Gratitude & appreciation
On the camping trip I got 10-15 minutes to drink hot chocolate in a camp chair by the fire and read a book in the evening, and a similar amount of time to drink coffee and read news by the fire in the morning.
I motivated for a bike ride in the perfect Sunday midday weather using the trick of “I just have to go for 10 minutes and if I’m miserable I can go home” (I did my usual ride, it was glorious if slow).
Neighbors made peanut butter chocolate chip cookies and shared them after Theo went to sleep Sunday.
Theo discovered Snoopy and Woodstock this week and his delight is pretty cute.
I motivated to get up early and run in the dark twice this week before 8:30 meetings …and realized that perhaps I need to be getting up a bit earlier for my sleep cycle (given that going back to sleep another day actually made for a harder morning).
It was the 8 year anniversary of my dissertation defense this week.
I discovered you can change your zoom preferences to have the audio suppress background noises – if you set it to high it apparently blocks typing and dog barks!
I worked with a colleague to start a parents-of-young-kids support channel on Teams – that remarkably had very quick engagement to add people and do some introductions!
A colleague wrote an editorial (I’m a coauthor, but she did the heavy lifting) and it got a response from the executive editor that said “thank you for such an outstanding editorial”. I’m kvelling.
Getting one of the elusive vaccine appointments
Events for International Women’s Day March 5-12 at UCSF. I’ve signed up for Dr.
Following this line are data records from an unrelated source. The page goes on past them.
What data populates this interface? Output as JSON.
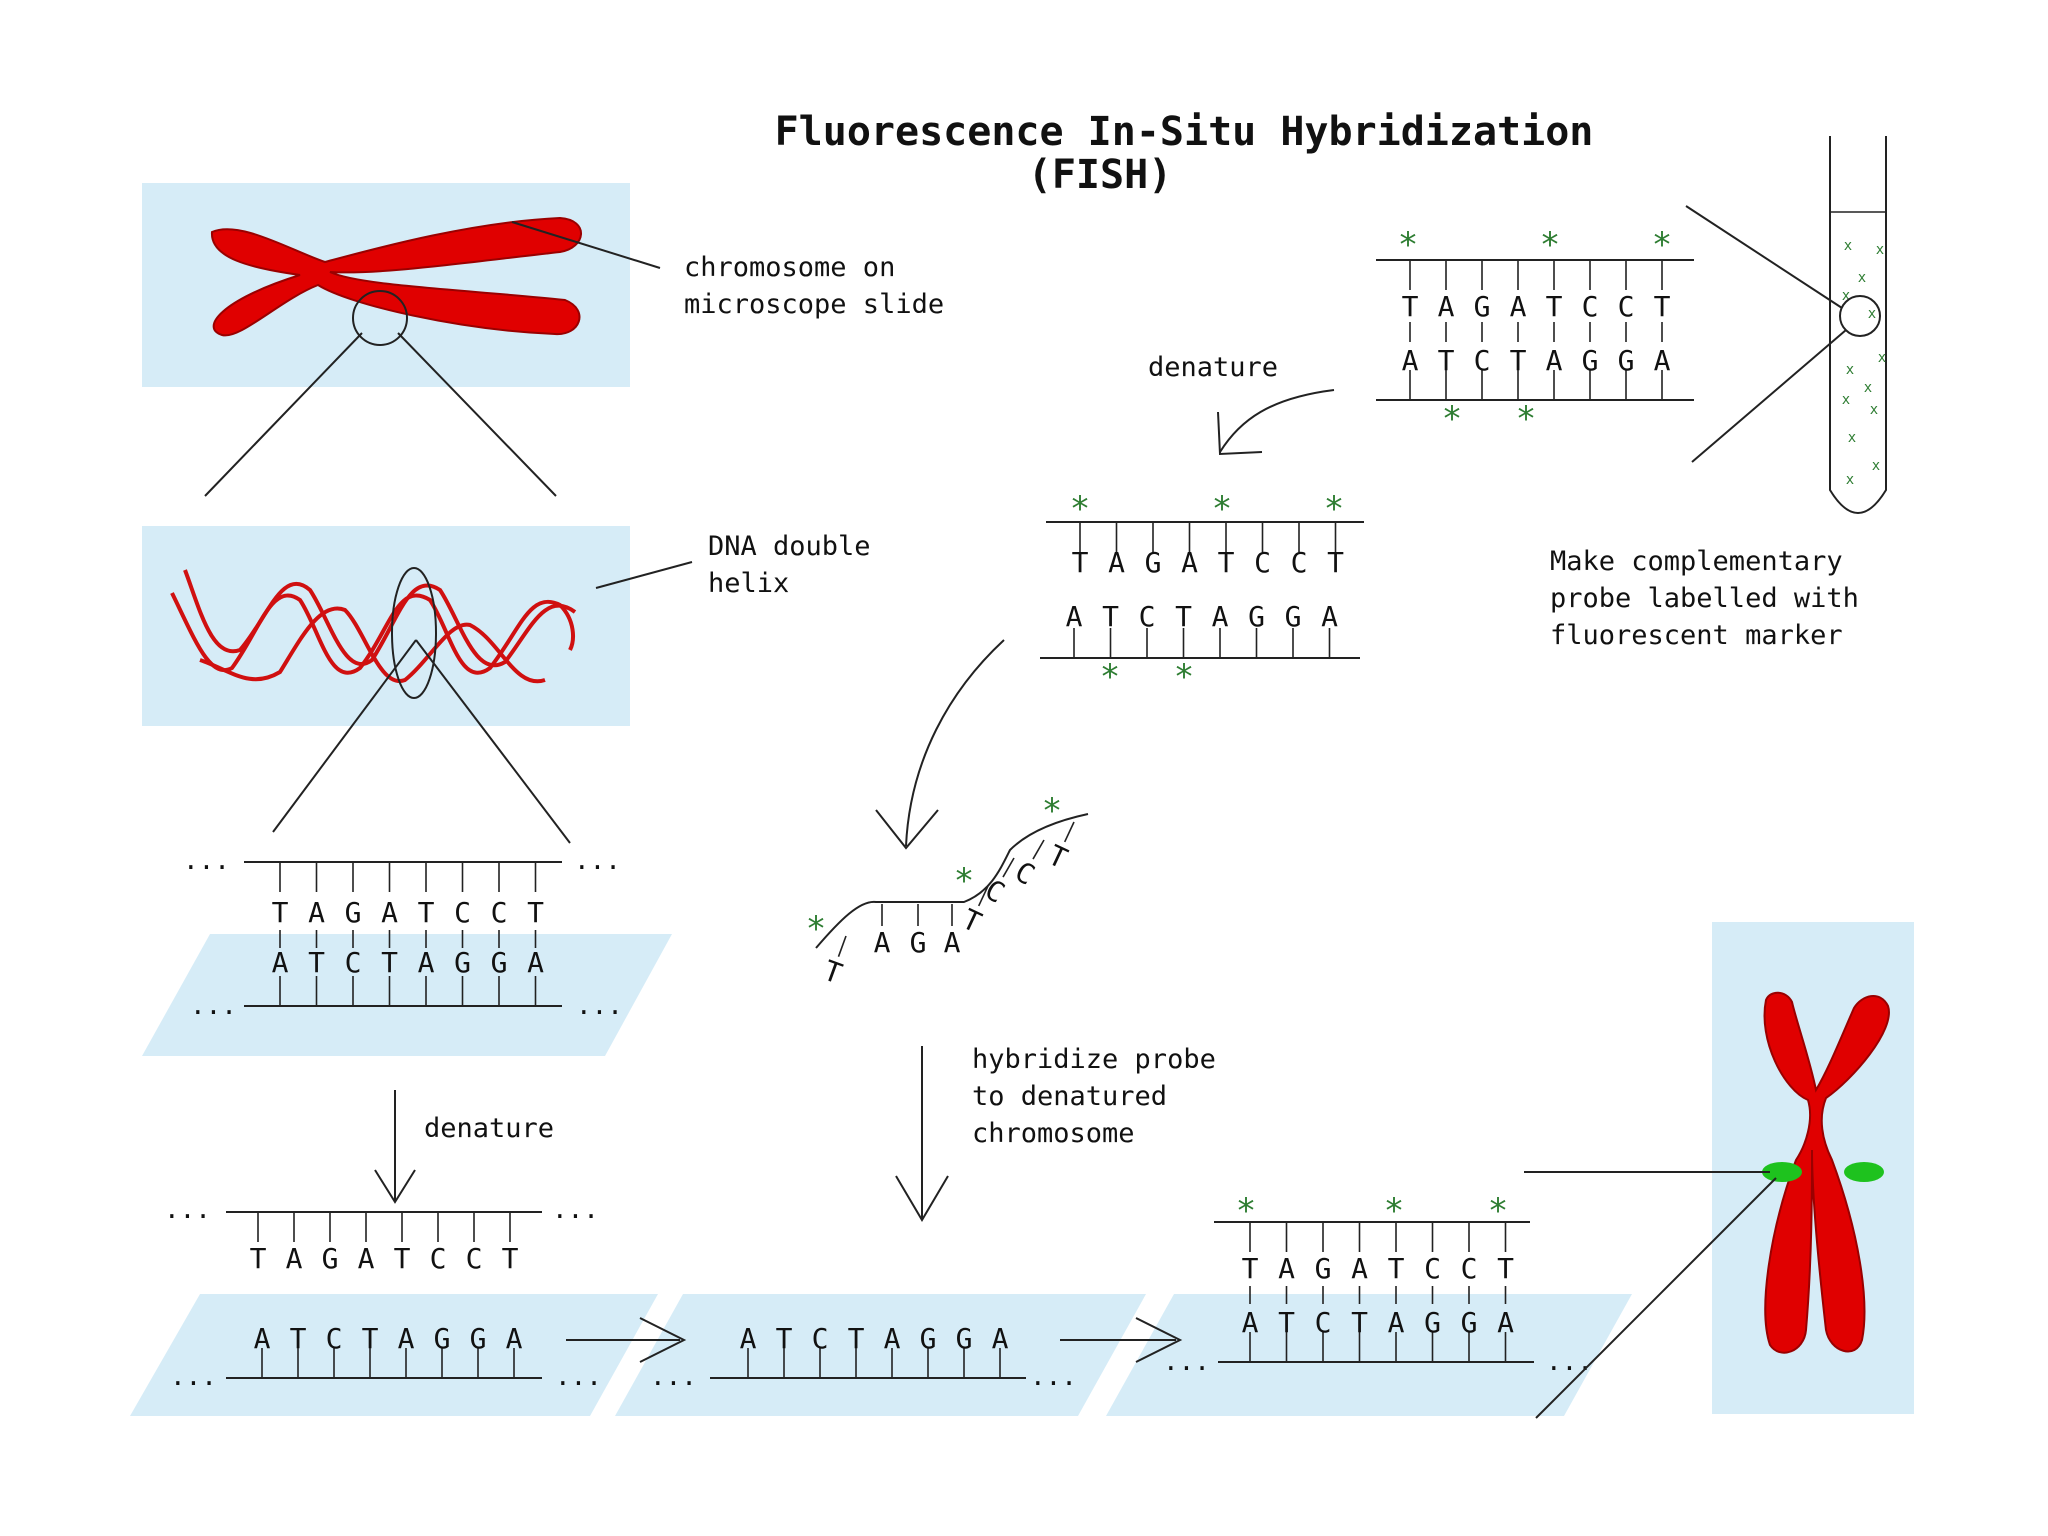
{
  "title": {
    "line1": "Fluorescence In-Situ Hybridization",
    "line2": "(FISH)"
  },
  "labels": {
    "chromosome_slide": [
      "chromosome on",
      "microscope slide"
    ],
    "dna_helix": [
      "DNA double",
      "helix"
    ],
    "probe": [
      "Make complementary",
      "probe labelled with",
      "fluorescent marker"
    ],
    "denature": "denature",
    "hybridize": [
      "hybridize probe",
      "to denatured",
      "chromosome"
    ]
  },
  "sequences": {
    "top_strand": [
      "T",
      "A",
      "G",
      "A",
      "T",
      "C",
      "C",
      "T"
    ],
    "bottom_strand": [
      "A",
      "T",
      "C",
      "T",
      "A",
      "G",
      "G",
      "A"
    ]
  },
  "ellipsis": "...",
  "star_glyph": "*",
  "x_glyph": "x",
  "colors": {
    "slide": "#d6ecf7",
    "chromosome": "#e00000",
    "marker_star": "#2e7d32",
    "fluorescent_spot": "#1ec21e"
  }
}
Arghavan Salles’ talk on While Building Your Career, Don't Forget to Build Your Family and Dr. Reshma Jagsi’s talk on Promoting Equity for Women in Academic Medicine: An Evidence-Based Approach.
Taking time off (at least off meetings) next week (granted, I realize that’s an issue with having just signed up for talks…making space to do things based on my own needs instead of the “supposed to’s”).
As before, I invite you to share how you are doing and your small goals. I also invite you to share this page with anyone you think it might resonate with.
Hope you and your loved ones are safe and healthy.